Id. at P. 4 (external quotation marks omitted and internal citations preserved).

Inmate assault. Whether it be from stereotypes or television, people know that prison is an uncomfortable and dangerous place. The inmate Plaintiff here alleges that he was assaulted by another inmate and sustained injuries to which the county breached a duty of care. Suing under that theory of negligence (he also sued in federal court on another theory), Plaintiff alleges that the "defendants were negligent by not taking into account the assailant's violent conduct while previously imprisoned and placing him in 'close custody' at the jail." Id. at P. 2. The Plaintiff alleged that the other inmate had violent propensities and that the inmate who eventually assaulted Plaintiff had a "specific problem" with the Plaintiff. The Inmate Assault, therefore, was foreseeable and could have been prevented, Plaintiff alleges.

"Having assumed physical custody of inmates, who cannot protect and defend themselves in the same way as those at liberty can, the [s]tate [or its political subdivisions] owe[] a duty of care to safeguard inmates, even from attacks by fellow inmates" (Sanchez v. State of New York, 99 NY2d 247, 252 [2002] [citations omitted]; see Smith v. County of Albany, 12 AD3d 912, 913 [2004]). This duty of care does not render the custodial entity "an insurer of inmate safety[,] and negligence cannot be inferred merely because an incident occurred" (Vasquez v. State of New York, 68 AD3d 1275, 1276 [2009]; Sanchez v. State of New York, 99 NY2d at 253). The duty owed is instead "limited to providing reasonable care to protect inmates from risks of harm that are reasonably foreseeable, i.e., those that [the custodial entity or its agents] knew or should have known" (Vasquez v. State of New York, 68 AD3d at 1276; see Sanchez v. State of New York, 99 NY2d at 253; Smith v. County of Albany, 12 AD3d at 913).

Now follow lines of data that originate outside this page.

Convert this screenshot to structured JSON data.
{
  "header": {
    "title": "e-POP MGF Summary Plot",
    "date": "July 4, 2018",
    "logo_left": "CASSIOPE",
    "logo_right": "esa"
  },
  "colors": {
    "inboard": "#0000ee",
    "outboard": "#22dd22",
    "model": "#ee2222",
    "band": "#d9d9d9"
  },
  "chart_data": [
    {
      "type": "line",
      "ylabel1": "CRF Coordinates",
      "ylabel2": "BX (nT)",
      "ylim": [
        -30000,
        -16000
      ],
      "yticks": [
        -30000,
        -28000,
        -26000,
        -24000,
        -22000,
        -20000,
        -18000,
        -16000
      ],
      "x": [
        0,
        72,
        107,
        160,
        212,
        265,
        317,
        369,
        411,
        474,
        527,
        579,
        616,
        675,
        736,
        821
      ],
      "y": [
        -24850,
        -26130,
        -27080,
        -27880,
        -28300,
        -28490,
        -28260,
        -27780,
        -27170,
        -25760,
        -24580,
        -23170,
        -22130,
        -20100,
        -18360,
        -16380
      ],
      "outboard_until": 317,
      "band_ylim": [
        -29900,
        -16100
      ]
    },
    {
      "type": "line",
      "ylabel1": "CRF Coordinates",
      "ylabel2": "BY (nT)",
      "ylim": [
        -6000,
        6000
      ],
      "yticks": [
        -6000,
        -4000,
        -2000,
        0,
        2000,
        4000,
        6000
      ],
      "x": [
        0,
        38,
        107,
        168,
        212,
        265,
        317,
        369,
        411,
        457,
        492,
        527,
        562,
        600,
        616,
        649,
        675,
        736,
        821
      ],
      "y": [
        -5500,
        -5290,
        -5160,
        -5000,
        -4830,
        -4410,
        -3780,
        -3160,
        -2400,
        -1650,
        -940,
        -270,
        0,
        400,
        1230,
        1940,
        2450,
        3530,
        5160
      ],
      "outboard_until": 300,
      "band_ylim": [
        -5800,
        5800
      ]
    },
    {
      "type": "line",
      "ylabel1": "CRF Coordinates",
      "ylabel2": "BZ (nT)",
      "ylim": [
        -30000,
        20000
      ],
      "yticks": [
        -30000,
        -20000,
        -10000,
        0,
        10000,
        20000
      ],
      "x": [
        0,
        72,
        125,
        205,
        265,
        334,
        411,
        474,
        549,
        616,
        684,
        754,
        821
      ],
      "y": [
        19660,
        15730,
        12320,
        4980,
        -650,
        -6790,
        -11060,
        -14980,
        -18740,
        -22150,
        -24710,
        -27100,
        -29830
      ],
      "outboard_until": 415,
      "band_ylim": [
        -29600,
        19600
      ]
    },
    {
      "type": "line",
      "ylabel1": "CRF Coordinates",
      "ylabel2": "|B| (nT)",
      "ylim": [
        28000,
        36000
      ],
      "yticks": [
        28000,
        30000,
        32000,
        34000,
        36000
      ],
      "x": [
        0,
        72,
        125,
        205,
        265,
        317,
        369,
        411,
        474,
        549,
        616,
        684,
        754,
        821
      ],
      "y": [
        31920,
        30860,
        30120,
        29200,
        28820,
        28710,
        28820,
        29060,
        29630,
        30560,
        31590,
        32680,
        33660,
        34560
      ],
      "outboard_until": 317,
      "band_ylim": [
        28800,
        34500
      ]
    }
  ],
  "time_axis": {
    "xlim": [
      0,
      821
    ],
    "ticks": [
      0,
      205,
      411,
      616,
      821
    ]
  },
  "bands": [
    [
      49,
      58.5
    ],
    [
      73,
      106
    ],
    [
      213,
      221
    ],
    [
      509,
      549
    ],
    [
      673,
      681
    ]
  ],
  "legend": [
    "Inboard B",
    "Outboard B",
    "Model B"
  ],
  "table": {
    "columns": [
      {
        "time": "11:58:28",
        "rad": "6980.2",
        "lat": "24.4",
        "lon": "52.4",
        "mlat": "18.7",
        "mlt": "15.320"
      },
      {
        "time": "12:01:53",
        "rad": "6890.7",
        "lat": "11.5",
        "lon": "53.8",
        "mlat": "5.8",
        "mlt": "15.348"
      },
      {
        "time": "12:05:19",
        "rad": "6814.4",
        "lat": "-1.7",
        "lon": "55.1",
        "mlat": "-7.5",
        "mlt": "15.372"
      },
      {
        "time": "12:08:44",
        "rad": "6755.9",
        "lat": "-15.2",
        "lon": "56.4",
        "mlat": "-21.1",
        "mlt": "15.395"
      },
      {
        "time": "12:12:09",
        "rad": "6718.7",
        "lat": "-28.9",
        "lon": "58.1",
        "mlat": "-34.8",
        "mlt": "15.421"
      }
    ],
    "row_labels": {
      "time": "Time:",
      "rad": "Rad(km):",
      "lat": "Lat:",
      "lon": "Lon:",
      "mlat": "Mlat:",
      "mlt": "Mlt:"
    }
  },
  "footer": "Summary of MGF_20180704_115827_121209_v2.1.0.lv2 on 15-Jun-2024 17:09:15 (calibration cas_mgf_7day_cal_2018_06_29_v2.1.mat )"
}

The inmate Plaintiff here, after reversal, survives summary judgment. Plaintiff alleges material issues of that should have allowed for this matter to go to trial and the Court agrees. The Third Department states that the

reviewing official here, defendant Michael Coughlin, did not consider the assailant's prior prison disciplinary records, and that omission constituted a violation of the regulation that is "some evidence of negligence" (Bauer v. Female Academy of Sacred Heart, 97 NY2d at 453). Coughlin completed a classification worksheet reflecting that, even without factoring in the assailant's conduct while previously confined, the assailant should be placed in close custody due to his violent criminal history and the existence of a detainer warrant against him. Inasmuch as the assailant had "never been in [the jail] and [was not] a discipline problem," however, Coughlin disregarded the classification suggested by those "policies and practices designed to address" risks to the safety of others and placed the assailant in general population (Sanchez v. State of New York, 99 NY2d at 254; see Brown v. City of New York, 95 AD3d 1051, 1052 [2012]).

Plaintiffs' lawsuit occurred in tandem with a federal lawsuit. While this state case survives, the federal lawsuit was dismissed because Plaintiff could not show that the defendants acted with deliberate indifference.